Parkinson’s breakthrough as stem cells restore mobility in monkeys, with human trials coming soon
Lab monkeys with Parkinson’s symptoms regained significant mobility after neurons made from human stem cells were inserted into their brains, researchers reported Wednesday in a study hailed as “groundbreaking”.
The promising results were presented as the last step before human clinical trials, perhaps as early as next year, said the study’s senior author, Jun Takahashi, a professor at Kyoto University.
Parkinson’s is a degenerative disease that erodes motor functions. Typical symptoms include shaking, rigidity and difficulty walking. In advanced stages, depression, anxiety and dementia are also common.
Worldwide, about 10 million people are afflicted with the disease, according to the Parkinson’s Disease Foundation.
Earlier experiments had shown improvements in patients treated with stem cells taken from human foetal tissue and likewise coaxed into the dopamine-producing brain cells that are attacked by Parkinson’s.
Dopamine is a naturally occurring chemical that plays several key roles in the brain and body.
But the use of foetal tissue is fraught with practical and ethical problems.
So Takahashi and his colleagues, in a medical first, substituted so-called induced pluripotent stem cells (iPSCs), which can be easily made from human skin or blood.
Within a year, some monkey’s who had could barely stand up gradually recovered mobility.
“They became more active, moving more rapidly and more smoothly,” Takahashi said by email. Animals that had taken to just sitting “start walking around in the cage.”
“These findings are strong evidence that human iPSC-derived dopaminergic neurons can be clinically applicable to treat Parkinson’s patients,” he said.
Experts not involved in the research described the results as encouraging.
The treatment, if proven viable, “has the potential to reverse Parkinson’s by replacing the dopamine cells that have been lost - a groundbreaking feat,” said David Dexter, deputy research director at Parkinson’s UK.
“Not only did the new cells survive... but they also integrated with the existing neuronal network,” he said.
Neurons made from foetal tissue grafted into brains have been known to survive for more than a decade, and the researchers said they expected those derived from iPSCs to last just as long.
Tilo Kunath, Parkinson’s Senior Research Fellow at the University of Edinburgh, said the outcome was “extremely promising,” and highlighted the advantage of avoiding stem cells extracted from human foetal tissue.
“It means that this therapy can be used in any country worldwide,” including Ireland and most of South America, where medical use of human embryonic stem cells is banned.
The results, reported in the journal Nature, were not the same for the dozen monkeys in the experiment, each of which received donor neurons from a different person.
“Some were made with cells from healthy donors, while others were made from Parkinson’s disease patients,” said lead author Tetsuhiro Kikuchi, also from Kyoto University.

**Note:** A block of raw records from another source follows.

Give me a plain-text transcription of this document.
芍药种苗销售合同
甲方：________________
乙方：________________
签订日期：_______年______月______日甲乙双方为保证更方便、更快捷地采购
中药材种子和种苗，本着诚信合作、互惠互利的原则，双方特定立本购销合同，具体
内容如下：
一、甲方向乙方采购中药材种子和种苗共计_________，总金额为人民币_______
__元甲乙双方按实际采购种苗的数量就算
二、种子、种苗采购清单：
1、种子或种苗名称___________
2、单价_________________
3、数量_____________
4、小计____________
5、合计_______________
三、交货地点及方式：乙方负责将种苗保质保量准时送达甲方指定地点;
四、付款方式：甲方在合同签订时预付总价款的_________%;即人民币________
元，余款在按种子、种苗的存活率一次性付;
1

The varying outcomes suggested that the quality of the donor cells might play a role, so the researchers looked for genes that might explain the differences.
Eleven genes, especially one known as Dlk1, showed up in many of the most successful transplants, suggesting that screening potential donor cells may be critical.

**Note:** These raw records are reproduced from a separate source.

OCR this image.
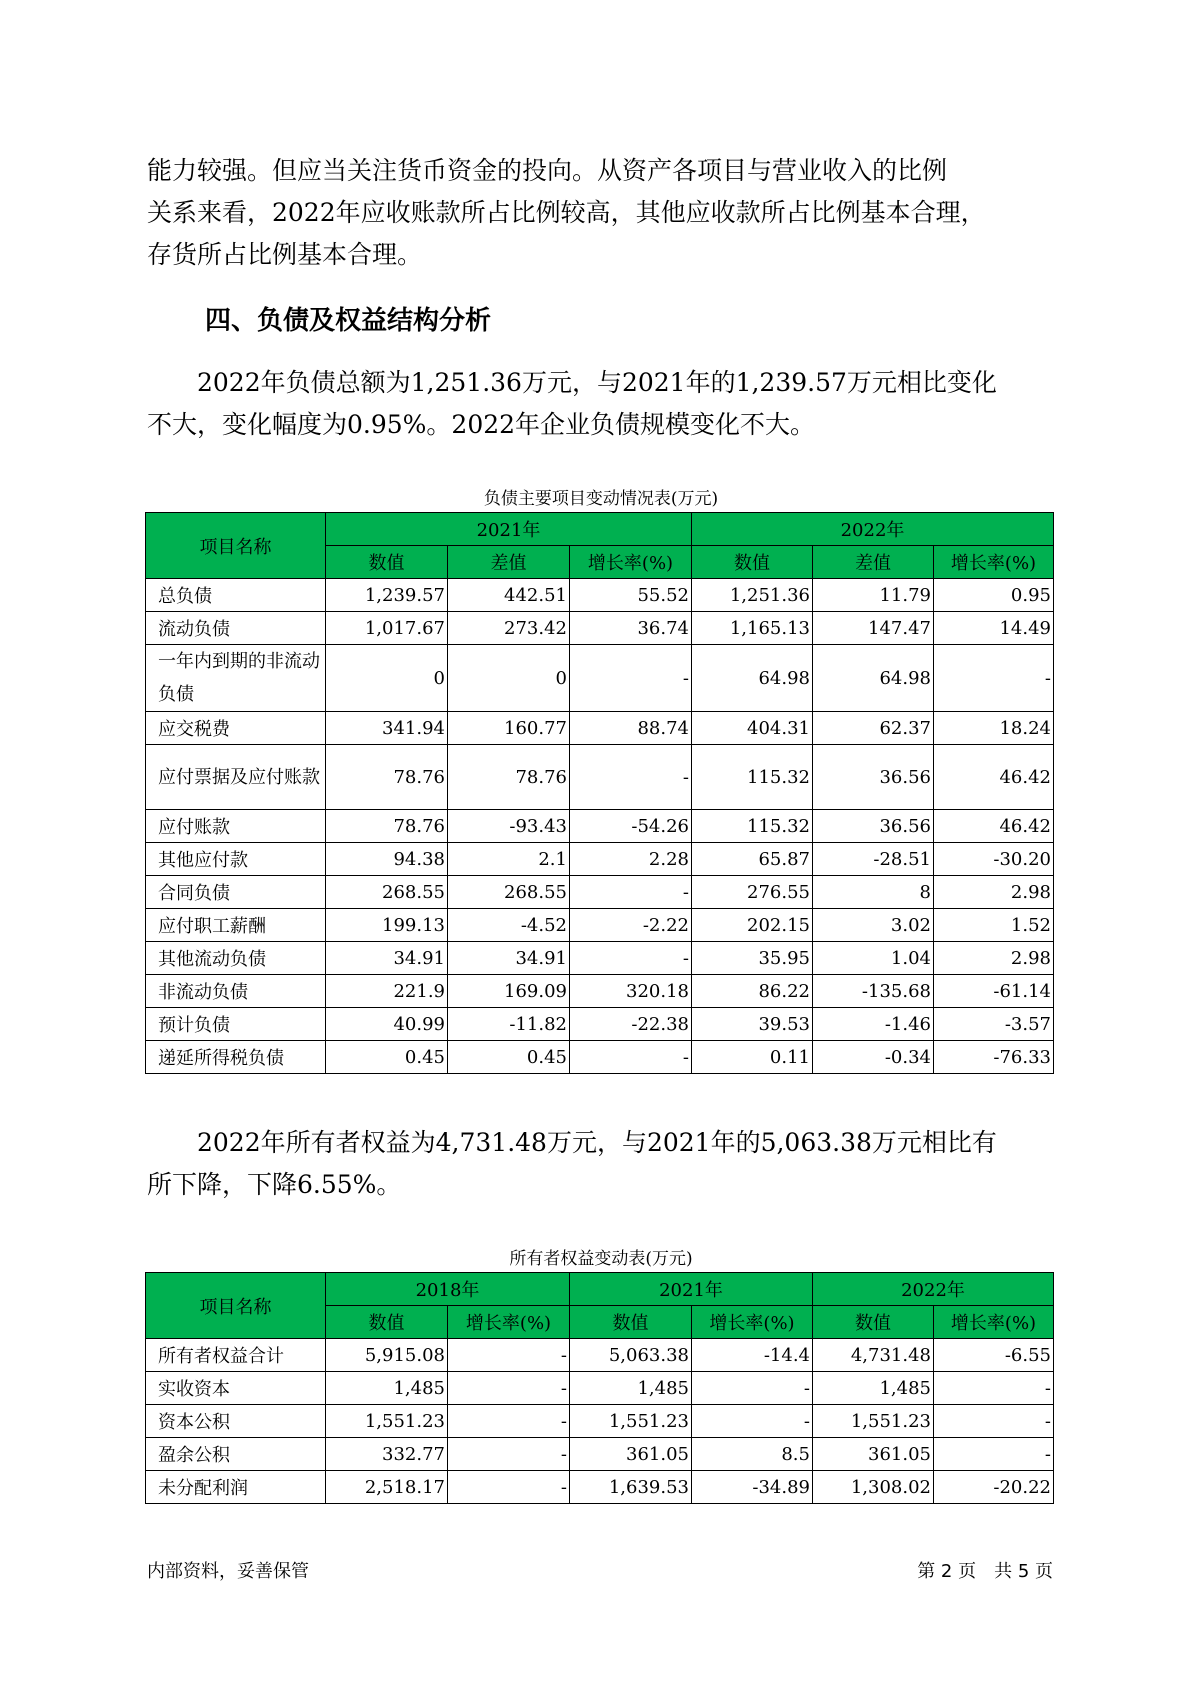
能力较强。但应当关注货币资金的投向。从资产各项目与营业收入的比例
关系来看，2022年应收账款所占比例较高，其他应收款所占比例基本合理，
存货所占比例基本合理。

四、负债及权益结构分析

　　2022年负债总额为1,251.36万元，与2021年的1,239.57万元相比变化
不大，变化幅度为0.95%。2022年企业负债规模变化不大。

负债主要项目变动情况表(万元)
项目名称	2021年			2022年		
	数值	差值	增长率(%)	数值	差值	增长率(%)
总负债	1,239.57	442.51	55.52	1,251.36	11.79	0.95
流动负债	1,017.67	273.42	36.74	1,165.13	147.47	14.49
一年内到期的非流动负债	0	0	-	64.98	64.98	-
应交税费	341.94	160.77	88.74	404.31	62.37	18.24
应付票据及应付账款	78.76	78.76	-	115.32	36.56	46.42
应付账款	78.76	-93.43	-54.26	115.32	36.56	46.42
其他应付款	94.38	2.1	2.28	65.87	-28.51	-30.20
合同负债	268.55	268.55	-	276.55	8	2.98
应付职工薪酬	199.13	-4.52	-2.22	202.15	3.02	1.52
其他流动负债	34.91	34.91	-	35.95	1.04	2.98
非流动负债	221.9	169.09	320.18	86.22	-135.68	-61.14
预计负债	40.99	-11.82	-22.38	39.53	-1.46	-3.57
递延所得税负债	0.45	0.45	-	0.11	-0.34	-76.33

　　2022年所有者权益为4,731.48万元，与2021年的5,063.38万元相比有
所下降，下降6.55%。

所有者权益变动表(万元)
项目名称	2018年		2021年		2022年	
	数值	增长率(%)	数值	增长率(%)	数值	增长率(%)
所有者权益合计	5,915.08	-	5,063.38	-14.4	4,731.48	-6.55
实收资本	1,485	-	1,485	-	1,485	-
资本公积	1,551.23	-	1,551.23	-	1,551.23	-
盈余公积	332.77	-	361.05	8.5	361.05	-
未分配利润	2,518.17	-	1,639.53	-34.89	1,308.02	-20.22
内部资料，妥善保管	第 2 页　共 5 页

Other experts evaluating the study said that stem cell treatment targets only some symptoms.
“No one expects that transplants will address the non-dopamine, non-movement aspects of Parkinson’s disease, such as dementia and falls,” said Tom Foltynie, a professor at the National Hospital for Neurology and Neurosurgery in London.
In the experiments, the lab-made nerve cells were injected into the brain through a thin needle during surgery.

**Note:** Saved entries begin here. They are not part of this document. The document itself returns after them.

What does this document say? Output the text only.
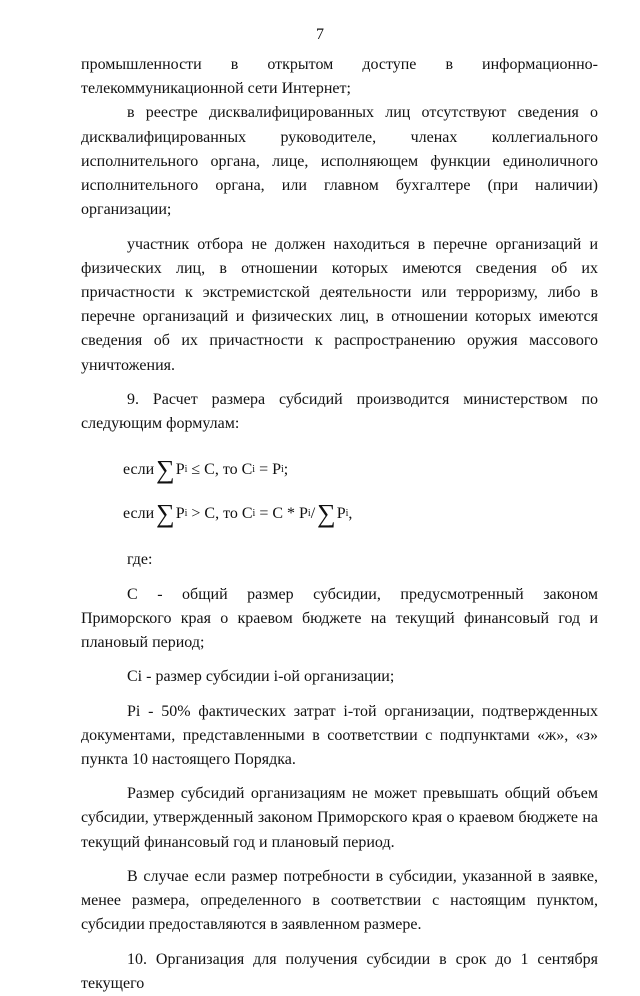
7

промышленности в открытом доступе в информационно-телекоммуникационной сети Интернет;

в реестре дисквалифицированных лиц отсутствуют сведения о дисквалифицированных руководителе, членах коллегиального исполнительного органа, лице, исполняющем функции единоличного исполнительного органа, или главном бухгалтере (при наличии) организации;

участник отбора не должен находиться в перечне организаций и физических лиц, в отношении которых имеются сведения об их причастности к экстремистской деятельности или терроризму, либо в перечне организаций и физических лиц, в отношении которых имеются сведения об их причастности к распространению оружия массового уничтожения.

9. Расчет размера субсидий производится министерством по следующим формулам:

если ∑ P i ≤ C, то C i = P i ;
если ∑ P i > C, то C i = C * P i / ∑ P i ,

где:

C - общий размер субсидии, предусмотренный законом Приморского края о краевом бюджете на текущий финансовый год и плановый период;

Ci - размер субсидии i-ой организации;

Pi - 50% фактических затрат i-той организации, подтвержденных документами, представленными в соответствии с подпунктами «ж», «з» пункта 10 настоящего Порядка.

Размер субсидий организациям не может превышать общий объем субсидии, утвержденный законом Приморского края о краевом бюджете на текущий финансовый год и плановый период.

В случае если размер потребности в субсидии, указанной в заявке, менее размера, определенного в соответствии с настоящим пунктом, субсидии предоставляются в заявленном размере.

10. Организация для получения субсидии в срок до 1 сентября текущего
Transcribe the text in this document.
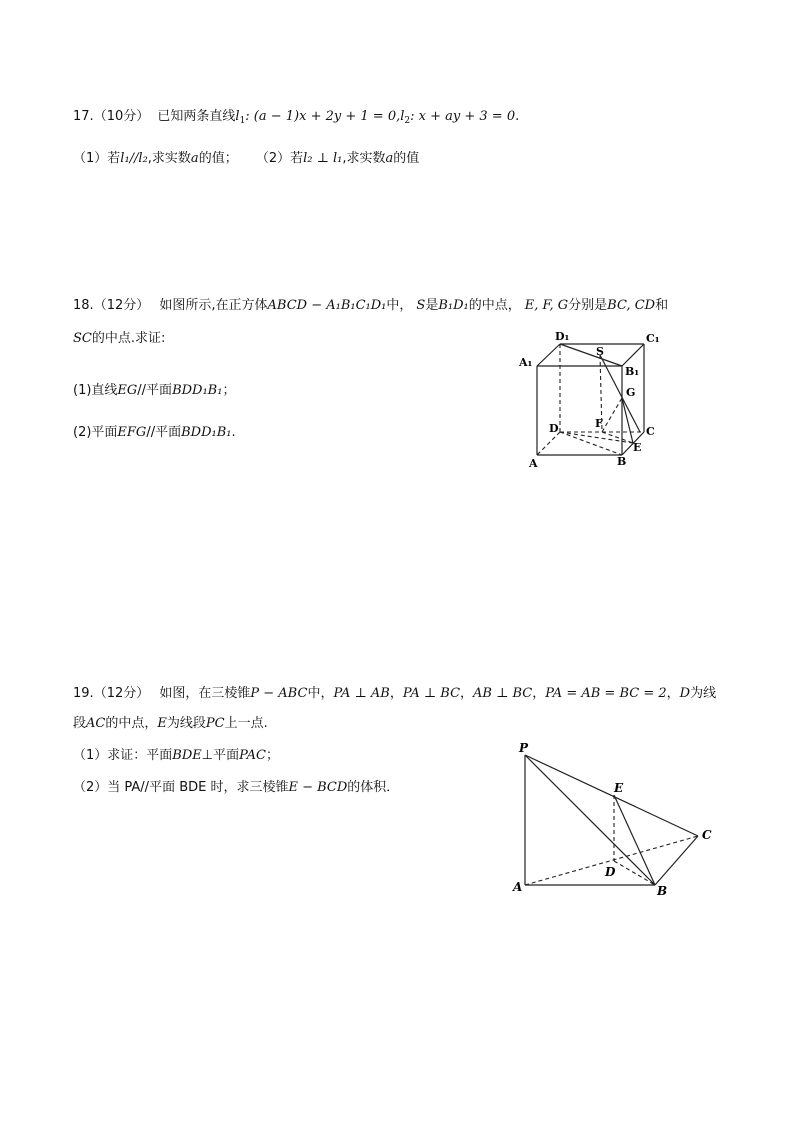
17.（10分） 已知两条直线$l_1$: $(a - 1)x + 2y + 1 = 0,l_2$: x + ay + 3 = 0.
（1）若l₁//l₂,求实数a的值； （2）若l₂ ⊥ l₁,求实数a的值
18.（12分） 如图所示,在正方体ABCD − A₁B₁C₁D₁中， S是B₁D₁的中点， E, F, G分别是BC, CD和
SC的中点.求证:
(1)直线EG//平面BDD₁B₁；
(2)平面EFG//平面BDD₁B₁.
D₁	C₁
A₁
B₁
S
G
F
D	C
A	B
E
19.（12分） 如图，在三棱锥P − ABC中，PA ⊥ AB，PA ⊥ BC，AB ⊥ BC，PA = AB = BC = 2，D为线
段AC的中点，E为线段PC上一点.
（1）求证：平面BDE⊥平面PAC；
（2）当 PA//平面 BDE 时，求三棱锥E − BCD的体积．
P
E
C
D
A	B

“The needle is so thin that it causes almost no damage,” Takahashi said.
In a companion study, published in Nature Communications, scientists from Takahashi’s laboratory tested ways to avoid rejection of implanted neuron cells.
After organ transplants or skin grafts from donors, recipients must take drugs to prevent their immune system from attacking foreign tissue.
In monkey-to-monkey experiments, they found that the neuron transplants worked better across animals who shared similar gene groups responsible for shaping the immune system. The same, they conjecture, will apply to humans.
In addition, if the stem cells came from the patient’s own skin or blood, the problem would probably not arise in the first place, Takahashi said.